Kat Steele: ISB presentation on in-clinic EMG monitoring for muscle activity and movement in acute care in the initial days after stroke.
Michael Rosenberg: ISB poster showcasing how individuals’ kinematics and muscle activity change in response to ankle exoskeleton stiffness during acceleration from standing. ISB presentation on open-loop modeling of response to ankle exoskeleton torque during walking.
Alyssa Spomer: ISB poster highlighting how motor control is impacted when typically developing individuals emulate cerebral palsy gait patterns. ISB poster on understanding how individuals can alter motor control expression using visual biofeedback.
Megan Auger: ISB presentation on how muscle coordination strategies in typically developing children and children with cerebral palsy are not accurately captured using standard musculoskeletal modeling optimization algorithms in computer simulation.
Nicole Zaino: ISB presentation on spasticity reduction via rhizotomy in children with cerebral palsy and how there was no significant difference in the change in energy consumption when compared to a control group of children with cerebral palsy who had no rhizotomy.


TGCS 2019

Additionally, two members of our lab – Michael & Megan – attended TGCS 2019 in Canmore, Canada prior to ISB 2019. The Technical Group on Computer Simulation (TGCS) is a scientific and technical meeting for investigators and students in all areas of computer simulation in biomechanics.

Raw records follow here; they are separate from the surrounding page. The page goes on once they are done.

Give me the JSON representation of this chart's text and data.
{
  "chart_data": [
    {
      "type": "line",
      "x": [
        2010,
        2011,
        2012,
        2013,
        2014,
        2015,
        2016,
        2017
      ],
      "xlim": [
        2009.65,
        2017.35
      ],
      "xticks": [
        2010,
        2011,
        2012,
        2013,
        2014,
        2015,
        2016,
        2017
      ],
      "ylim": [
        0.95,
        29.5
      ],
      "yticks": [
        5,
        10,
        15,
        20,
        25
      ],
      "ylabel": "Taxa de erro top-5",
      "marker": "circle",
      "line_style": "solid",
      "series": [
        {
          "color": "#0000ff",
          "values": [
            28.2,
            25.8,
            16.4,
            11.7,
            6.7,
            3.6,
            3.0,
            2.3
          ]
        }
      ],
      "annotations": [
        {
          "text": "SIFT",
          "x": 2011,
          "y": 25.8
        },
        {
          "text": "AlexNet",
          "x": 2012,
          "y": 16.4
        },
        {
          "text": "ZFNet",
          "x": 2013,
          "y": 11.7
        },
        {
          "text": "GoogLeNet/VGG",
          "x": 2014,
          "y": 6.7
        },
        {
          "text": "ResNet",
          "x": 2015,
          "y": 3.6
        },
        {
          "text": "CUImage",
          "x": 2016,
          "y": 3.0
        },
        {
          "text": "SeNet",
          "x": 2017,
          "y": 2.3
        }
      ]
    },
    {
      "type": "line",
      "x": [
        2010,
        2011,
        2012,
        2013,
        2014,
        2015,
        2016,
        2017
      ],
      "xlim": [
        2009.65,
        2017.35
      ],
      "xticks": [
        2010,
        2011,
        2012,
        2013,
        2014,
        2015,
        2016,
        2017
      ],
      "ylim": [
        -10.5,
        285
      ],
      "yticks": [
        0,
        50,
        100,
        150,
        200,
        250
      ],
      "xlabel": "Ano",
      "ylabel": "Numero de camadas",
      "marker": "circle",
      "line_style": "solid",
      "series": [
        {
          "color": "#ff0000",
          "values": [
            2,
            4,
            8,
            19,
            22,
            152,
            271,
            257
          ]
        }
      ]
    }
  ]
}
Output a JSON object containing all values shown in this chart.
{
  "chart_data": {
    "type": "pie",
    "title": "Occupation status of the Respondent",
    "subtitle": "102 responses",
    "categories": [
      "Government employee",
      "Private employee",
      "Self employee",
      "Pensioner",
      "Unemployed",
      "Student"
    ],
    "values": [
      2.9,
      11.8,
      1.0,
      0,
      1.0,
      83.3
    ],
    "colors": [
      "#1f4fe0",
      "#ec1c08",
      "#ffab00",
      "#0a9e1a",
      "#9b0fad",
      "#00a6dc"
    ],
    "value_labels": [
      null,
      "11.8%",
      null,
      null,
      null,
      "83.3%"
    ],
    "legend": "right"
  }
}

This group was a highly-focused subset of the ISB community, primarily focusing on forward simulation of unimpaired and pathological gait patterns, but also touching on multi-scale simulation, diving, cycling, and wheelchair use. 

A mountain view in Canmore, Canada with sharp jagged peaks and a bright blue lake.
Michael standing in the front of a room in between two screens giving a presentation.
Michael Rosenberg: TGCS presentation on Dynamic Mode Decomposition for modeling response to ankle exoskeletons during gait.